Fallait être bien stupide pour continuer de courtiser une femme qui ne vous désirait pas.
Fallait être bien idiot pour transformer sa propre fille en laurier, sous prétexte qu’elle était désireuse de vivre dans la forêt.
Daphné avait vite compris qu’elle ne pourrait jamais compter que sur elle-même.
Et sur ses sœurs bien sûr.
***
Daphné aurait tout donné pour sa sœur. Elle se serait dépossédée d’elle-même pour l’un des sourires d’Astoria. Leur première rencontre avait eu lieu à travers un ventre que Daphné, à l’époque, avait eu du mal à penser qu’elle l’avait elle aussi habité un jour. Astoria avait toujours été douce et timide. Le coup de pied qu’elle avait senti dans sa paume d’enfant n’avait guère eu autant de force qu’un chatouillis et Daphné avait rit. Le jour de la naissance d’Astoria fut l’un des plus heureux de sa vie. Bien sûr, elle n’avait que deux ans et elle ne se souvenait pas des détails. En fait, elle ne se souvenait de rien, si ce n’était que du bonheur immense qu’elle avait ressenti lorsqu’on avait placé entre ses bras graciles une petite humaine, plus petite qu’elle encore, et qu’on lui en avait confié la responsabilité.
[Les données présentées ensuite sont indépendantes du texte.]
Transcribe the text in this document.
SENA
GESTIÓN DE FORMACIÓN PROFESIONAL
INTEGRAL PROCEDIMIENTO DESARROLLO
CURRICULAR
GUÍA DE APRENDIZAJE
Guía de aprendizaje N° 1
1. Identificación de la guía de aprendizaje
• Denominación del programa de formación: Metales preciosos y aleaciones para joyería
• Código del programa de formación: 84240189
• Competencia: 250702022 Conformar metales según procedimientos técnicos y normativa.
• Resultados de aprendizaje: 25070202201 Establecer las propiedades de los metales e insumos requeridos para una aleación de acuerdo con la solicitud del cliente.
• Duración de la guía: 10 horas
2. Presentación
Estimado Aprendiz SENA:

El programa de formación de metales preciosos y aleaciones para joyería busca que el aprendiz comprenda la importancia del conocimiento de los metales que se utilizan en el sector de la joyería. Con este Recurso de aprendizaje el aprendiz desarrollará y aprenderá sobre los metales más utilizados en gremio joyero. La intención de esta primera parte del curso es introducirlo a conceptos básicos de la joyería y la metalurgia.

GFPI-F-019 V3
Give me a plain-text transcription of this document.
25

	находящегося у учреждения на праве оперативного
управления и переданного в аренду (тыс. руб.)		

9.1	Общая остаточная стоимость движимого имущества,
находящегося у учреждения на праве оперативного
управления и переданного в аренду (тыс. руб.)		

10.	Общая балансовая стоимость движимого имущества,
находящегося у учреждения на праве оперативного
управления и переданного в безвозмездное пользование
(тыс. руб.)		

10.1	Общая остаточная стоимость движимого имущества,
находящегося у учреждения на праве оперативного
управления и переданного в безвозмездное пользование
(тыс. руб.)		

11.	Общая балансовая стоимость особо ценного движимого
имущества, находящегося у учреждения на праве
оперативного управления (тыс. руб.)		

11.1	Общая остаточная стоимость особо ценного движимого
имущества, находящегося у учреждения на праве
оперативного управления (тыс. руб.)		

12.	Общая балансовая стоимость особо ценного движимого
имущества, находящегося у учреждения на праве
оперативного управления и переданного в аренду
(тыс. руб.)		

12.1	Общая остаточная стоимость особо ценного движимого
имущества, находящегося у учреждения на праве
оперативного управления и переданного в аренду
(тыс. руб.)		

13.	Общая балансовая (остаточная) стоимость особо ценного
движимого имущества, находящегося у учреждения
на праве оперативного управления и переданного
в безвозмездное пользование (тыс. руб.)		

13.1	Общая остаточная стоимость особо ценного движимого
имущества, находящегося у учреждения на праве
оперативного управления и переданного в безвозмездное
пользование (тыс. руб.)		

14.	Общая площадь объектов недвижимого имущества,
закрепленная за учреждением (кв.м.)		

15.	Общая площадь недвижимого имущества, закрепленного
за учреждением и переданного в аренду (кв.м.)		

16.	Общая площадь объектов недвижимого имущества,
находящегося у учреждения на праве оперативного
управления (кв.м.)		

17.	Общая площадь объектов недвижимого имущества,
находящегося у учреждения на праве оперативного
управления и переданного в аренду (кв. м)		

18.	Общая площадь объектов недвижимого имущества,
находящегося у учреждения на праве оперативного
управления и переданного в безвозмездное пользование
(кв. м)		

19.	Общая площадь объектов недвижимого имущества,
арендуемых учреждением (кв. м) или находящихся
Depuis ce jour, Daphné s’était faite gardienne de sa sœur.
Qui d’autre aurait pu l’être à part elle ? Leurs parents s’aimaient bien trop pour accorder ne serait-ce qu’un peu d’attention à une autre personne que l’un d’entre eux.
Astoria était une belle-âme. Elle était parfaite. Belle, resplendissante, jamais de mauvaise humeur, toujours arrangeante, elle n’avait jamais souffert d’aucune jalousie pour son aînée qui ne l’aurait permit. Daphné portait le fardeau des Greengrass sur ses seules épaules et déchargeait sa cadette de toutes responsabilités. Leur mère ne pourrait plus jamais avoir d’enfant et pour leur père, l’héritage de la famille et l’honneur de leur nom ne se léguerait que par la réputation de leur fille aînée pour laquelle on avait décidé que seul l’homme qui accepterait de renier son propre nom pour épouser celui des Greengrass serait digne d’un mariage avec Daphné.
Alors Daphné était elle aussi, parfaite. Pas parce qu’elle était née avec les prédispositions d’un être que l’on qualifiait ainsi. Non, ça non. Mais plutôt parce qu’elle avait calibré son comportement pour l’être et épargner à Astoria les exigences parentales qui entravaient Daphné et sa liberté.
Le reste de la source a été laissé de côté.